Nov 03, 2008
drug war, law enforcement, Prohibition, victims
Every time I think the murder of 22-year-old Rachel Hoffman couldn't get more repulsive, new details emerge suggesting there's no end to the incompetence, recklessness, and misplaced values of the officers who caused her death.
The young woman – whom the Tallahassee Police Department recruited as a confidential informant after threatening her with a marijuana charge – was murdered by the drug dealers she'd been sent to ensnare in a sting operation.
One of the many confounding aspects of the case to me was why they would send Rachel to buy not just an uncharacteristically large amount of drugs, but a gun as well.
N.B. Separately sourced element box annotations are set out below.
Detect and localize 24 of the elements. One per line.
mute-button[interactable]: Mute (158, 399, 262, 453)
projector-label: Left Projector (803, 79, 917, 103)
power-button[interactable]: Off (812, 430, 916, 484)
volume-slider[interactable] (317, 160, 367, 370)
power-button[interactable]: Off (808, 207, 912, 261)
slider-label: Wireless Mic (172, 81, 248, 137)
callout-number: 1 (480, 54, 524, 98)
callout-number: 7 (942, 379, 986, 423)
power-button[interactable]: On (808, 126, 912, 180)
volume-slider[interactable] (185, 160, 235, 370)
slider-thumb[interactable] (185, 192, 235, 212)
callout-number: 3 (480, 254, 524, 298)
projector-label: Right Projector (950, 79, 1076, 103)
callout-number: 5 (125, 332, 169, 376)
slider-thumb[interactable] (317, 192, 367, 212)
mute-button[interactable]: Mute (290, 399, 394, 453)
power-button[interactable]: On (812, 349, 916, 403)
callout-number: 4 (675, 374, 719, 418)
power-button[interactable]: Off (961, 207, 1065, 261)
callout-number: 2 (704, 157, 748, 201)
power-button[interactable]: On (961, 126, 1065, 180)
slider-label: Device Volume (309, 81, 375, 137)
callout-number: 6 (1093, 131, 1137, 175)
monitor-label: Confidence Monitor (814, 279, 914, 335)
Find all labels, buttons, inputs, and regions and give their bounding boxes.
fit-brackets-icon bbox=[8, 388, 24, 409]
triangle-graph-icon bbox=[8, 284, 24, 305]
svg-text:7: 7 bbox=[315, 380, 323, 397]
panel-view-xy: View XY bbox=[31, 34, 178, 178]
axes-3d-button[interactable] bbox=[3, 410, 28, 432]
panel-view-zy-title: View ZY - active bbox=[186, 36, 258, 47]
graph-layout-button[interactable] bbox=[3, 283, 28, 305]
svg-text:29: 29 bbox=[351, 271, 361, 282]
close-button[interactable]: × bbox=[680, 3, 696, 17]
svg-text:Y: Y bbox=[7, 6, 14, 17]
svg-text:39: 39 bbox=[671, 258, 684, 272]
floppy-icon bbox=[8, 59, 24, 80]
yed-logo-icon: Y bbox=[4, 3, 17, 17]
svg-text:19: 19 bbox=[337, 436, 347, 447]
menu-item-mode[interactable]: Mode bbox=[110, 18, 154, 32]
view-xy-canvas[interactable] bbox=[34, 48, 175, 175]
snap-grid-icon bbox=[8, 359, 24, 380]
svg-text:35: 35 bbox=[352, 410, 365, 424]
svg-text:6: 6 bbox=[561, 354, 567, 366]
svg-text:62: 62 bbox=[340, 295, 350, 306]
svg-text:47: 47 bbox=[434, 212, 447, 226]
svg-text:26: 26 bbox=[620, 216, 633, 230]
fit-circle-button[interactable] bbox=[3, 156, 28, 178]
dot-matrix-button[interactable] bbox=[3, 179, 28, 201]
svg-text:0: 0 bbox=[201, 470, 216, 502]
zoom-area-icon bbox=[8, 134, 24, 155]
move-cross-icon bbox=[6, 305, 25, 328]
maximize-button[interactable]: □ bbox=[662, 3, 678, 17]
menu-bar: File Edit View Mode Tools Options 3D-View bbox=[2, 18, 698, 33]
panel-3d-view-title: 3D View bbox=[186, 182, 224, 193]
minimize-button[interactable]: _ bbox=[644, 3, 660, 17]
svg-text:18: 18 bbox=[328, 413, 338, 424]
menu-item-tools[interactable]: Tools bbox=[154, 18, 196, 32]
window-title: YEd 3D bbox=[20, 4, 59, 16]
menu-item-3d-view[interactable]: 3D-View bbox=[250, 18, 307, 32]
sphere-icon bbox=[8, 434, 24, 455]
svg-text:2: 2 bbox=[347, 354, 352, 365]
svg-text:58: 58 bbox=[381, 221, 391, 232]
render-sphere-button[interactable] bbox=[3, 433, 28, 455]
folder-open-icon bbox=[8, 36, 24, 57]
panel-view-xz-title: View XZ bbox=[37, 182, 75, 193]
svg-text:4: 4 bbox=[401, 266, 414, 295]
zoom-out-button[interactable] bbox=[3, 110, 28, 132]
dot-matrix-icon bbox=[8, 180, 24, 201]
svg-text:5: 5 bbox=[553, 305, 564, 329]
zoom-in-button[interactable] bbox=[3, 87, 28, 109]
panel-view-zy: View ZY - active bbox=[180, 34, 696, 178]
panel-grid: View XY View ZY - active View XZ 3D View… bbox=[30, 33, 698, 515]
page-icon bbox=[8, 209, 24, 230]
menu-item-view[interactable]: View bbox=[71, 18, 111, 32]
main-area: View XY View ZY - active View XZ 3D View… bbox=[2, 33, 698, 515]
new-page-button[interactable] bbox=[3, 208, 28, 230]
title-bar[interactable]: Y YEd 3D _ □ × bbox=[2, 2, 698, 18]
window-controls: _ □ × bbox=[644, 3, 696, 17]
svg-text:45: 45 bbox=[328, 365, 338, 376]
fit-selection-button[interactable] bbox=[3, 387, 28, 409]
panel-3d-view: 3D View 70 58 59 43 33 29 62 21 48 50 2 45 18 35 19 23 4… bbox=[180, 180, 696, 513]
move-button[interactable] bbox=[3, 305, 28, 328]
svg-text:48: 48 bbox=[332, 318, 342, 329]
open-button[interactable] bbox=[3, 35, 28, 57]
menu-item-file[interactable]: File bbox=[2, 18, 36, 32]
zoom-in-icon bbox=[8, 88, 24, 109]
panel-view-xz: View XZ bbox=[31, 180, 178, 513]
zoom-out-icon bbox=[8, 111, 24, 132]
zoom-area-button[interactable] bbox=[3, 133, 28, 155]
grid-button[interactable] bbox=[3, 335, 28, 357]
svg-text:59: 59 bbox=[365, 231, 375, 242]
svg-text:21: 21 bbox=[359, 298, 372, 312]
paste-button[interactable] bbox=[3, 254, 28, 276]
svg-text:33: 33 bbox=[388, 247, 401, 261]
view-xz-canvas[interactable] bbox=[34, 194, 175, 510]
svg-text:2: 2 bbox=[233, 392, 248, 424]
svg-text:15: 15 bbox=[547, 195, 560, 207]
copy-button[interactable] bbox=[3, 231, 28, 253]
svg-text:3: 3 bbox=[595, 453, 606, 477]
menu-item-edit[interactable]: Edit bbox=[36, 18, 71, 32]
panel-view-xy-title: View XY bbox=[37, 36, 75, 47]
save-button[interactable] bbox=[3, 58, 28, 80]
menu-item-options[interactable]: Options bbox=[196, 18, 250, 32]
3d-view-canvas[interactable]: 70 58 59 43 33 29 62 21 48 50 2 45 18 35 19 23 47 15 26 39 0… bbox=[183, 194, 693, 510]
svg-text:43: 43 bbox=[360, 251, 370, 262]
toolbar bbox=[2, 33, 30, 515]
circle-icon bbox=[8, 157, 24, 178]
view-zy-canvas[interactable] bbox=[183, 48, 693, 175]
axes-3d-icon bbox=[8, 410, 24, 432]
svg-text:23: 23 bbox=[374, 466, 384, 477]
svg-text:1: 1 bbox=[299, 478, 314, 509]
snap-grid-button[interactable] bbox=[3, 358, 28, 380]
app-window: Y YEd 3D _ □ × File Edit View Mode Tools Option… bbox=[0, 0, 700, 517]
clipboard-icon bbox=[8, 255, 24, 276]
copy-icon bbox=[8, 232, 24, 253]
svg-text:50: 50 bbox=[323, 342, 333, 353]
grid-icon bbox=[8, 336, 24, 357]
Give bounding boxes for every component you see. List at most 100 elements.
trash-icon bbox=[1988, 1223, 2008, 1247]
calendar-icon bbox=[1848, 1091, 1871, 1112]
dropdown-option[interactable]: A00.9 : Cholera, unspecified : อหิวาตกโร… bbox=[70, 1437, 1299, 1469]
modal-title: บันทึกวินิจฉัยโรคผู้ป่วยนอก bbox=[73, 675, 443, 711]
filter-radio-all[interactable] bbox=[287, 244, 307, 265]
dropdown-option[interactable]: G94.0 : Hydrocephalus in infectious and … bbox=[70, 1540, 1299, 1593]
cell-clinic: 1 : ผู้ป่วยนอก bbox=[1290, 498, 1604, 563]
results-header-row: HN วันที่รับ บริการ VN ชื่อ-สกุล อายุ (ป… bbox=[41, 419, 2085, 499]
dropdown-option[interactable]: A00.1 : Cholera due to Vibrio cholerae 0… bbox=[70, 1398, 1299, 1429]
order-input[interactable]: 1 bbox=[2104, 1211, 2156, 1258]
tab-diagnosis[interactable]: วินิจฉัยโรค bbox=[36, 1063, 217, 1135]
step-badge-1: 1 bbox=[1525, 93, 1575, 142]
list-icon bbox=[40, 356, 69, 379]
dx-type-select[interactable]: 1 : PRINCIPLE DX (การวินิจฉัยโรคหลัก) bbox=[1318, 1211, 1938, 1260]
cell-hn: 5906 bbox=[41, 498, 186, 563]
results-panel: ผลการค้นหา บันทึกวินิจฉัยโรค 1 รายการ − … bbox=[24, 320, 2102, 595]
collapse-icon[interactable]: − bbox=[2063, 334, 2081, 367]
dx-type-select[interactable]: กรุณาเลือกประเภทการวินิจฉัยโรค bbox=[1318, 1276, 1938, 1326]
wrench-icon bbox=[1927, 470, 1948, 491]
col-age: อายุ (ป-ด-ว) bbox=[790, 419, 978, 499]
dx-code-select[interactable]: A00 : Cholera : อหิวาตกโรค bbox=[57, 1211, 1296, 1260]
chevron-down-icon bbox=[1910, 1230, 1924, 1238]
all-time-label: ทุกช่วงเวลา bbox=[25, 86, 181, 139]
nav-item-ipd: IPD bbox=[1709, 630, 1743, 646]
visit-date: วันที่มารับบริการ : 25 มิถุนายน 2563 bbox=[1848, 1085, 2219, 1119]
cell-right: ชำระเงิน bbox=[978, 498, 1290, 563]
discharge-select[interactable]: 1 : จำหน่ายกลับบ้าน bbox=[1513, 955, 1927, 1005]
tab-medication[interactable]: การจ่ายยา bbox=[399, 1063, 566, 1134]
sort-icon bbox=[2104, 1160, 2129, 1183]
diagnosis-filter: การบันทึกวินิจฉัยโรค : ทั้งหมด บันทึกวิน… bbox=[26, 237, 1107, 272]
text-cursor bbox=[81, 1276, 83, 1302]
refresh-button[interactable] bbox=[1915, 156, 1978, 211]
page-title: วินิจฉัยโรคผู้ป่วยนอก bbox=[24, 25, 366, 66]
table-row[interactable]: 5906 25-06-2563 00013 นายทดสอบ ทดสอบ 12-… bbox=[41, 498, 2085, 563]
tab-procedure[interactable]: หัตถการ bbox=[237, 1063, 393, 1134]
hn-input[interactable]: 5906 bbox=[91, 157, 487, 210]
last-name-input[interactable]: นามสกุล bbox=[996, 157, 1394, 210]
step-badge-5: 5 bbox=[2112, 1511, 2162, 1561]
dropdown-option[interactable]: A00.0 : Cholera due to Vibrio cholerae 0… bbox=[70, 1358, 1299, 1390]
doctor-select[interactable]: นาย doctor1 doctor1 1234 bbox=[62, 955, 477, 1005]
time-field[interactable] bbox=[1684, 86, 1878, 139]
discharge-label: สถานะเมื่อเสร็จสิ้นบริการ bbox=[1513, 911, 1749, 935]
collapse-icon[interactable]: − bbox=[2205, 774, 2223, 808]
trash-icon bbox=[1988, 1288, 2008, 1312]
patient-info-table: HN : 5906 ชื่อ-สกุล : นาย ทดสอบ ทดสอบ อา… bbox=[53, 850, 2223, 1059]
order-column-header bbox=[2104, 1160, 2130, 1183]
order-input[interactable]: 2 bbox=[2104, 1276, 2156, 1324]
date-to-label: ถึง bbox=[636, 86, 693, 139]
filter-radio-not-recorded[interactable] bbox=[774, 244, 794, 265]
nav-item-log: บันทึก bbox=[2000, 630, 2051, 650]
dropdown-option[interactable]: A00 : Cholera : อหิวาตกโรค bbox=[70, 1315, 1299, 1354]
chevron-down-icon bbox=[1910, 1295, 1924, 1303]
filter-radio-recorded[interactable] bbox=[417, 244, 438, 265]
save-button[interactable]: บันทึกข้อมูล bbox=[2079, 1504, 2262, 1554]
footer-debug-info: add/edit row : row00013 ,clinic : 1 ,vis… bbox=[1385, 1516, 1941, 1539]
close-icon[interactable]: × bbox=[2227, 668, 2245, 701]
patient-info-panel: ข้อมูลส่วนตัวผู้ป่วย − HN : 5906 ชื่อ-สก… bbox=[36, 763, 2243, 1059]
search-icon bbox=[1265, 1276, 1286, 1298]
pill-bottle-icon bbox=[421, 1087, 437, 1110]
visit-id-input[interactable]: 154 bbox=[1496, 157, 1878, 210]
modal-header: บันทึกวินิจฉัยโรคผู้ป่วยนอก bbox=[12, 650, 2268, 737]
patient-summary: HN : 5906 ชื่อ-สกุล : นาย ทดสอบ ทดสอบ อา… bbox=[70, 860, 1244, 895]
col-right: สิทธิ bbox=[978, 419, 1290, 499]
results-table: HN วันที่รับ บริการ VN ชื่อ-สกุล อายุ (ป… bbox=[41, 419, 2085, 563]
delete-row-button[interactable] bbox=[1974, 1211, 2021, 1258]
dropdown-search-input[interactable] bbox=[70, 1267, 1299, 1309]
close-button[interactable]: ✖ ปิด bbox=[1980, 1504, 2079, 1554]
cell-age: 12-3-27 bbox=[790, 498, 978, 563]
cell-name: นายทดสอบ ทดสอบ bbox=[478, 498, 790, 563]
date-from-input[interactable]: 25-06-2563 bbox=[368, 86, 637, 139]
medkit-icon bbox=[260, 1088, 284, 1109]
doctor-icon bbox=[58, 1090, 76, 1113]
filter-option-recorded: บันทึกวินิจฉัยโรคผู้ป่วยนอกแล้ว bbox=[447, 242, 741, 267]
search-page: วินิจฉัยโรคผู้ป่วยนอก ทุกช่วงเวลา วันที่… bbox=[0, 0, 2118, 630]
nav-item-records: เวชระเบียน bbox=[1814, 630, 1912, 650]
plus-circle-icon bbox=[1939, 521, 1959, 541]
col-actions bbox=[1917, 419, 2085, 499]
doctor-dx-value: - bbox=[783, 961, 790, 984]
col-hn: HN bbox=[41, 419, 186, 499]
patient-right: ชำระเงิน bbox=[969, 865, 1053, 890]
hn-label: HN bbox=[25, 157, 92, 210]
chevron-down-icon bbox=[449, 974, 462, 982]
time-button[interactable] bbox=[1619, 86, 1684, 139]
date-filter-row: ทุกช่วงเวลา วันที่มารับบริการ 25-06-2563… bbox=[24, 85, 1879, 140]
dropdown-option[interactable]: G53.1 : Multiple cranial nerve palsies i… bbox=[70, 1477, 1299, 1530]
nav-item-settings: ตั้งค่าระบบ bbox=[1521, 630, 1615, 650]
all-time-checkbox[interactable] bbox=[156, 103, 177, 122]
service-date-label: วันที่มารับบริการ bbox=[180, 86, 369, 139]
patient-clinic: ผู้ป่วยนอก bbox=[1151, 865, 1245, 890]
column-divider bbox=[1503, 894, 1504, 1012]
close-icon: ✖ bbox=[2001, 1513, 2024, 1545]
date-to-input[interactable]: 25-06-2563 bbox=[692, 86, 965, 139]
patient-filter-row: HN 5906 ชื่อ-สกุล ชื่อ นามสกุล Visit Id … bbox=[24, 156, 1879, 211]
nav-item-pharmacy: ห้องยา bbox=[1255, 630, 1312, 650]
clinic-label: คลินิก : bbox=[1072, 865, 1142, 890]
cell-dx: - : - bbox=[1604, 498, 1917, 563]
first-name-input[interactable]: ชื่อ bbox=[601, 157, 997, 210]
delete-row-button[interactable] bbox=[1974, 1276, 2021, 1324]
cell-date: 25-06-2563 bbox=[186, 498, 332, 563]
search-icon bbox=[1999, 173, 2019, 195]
She had never been in legal trouble for anything except a couple relatively low-level drug offenses mostly involving marijuana, and she had absolutely no history of violence.
It now appears she suggested purchasing the gun herself because the cops had led her to believe a more high-profile bust would mean the end of her obligations as a CI, and that she would then be allowed to move on with her life.
The officer supervising her CI activities also continues to stick to his dubious claim that Rachel was a big-time drug dealer making $26,000 a week, even though her friends say they never saw her with that kind of cash or drugs, and her dad still paid her rent. Curiously, the officer also said he trusted her with the money she was given for the sting operation because she was a "very religious, family-oriented girl," and that stealing would have been out of character for her.
I suspect that Rachel's handlers in the Tallahassee Police Department knew she wasn't really a criminal in any practical sense. She was just an unlucky soul who got caught up in the ridiculously wide net created by our marijuana laws. In our cruel system, that means those sworn to protect her were now entitled to exploit her, and that she had forfeited her claim to our most basic civil right: life.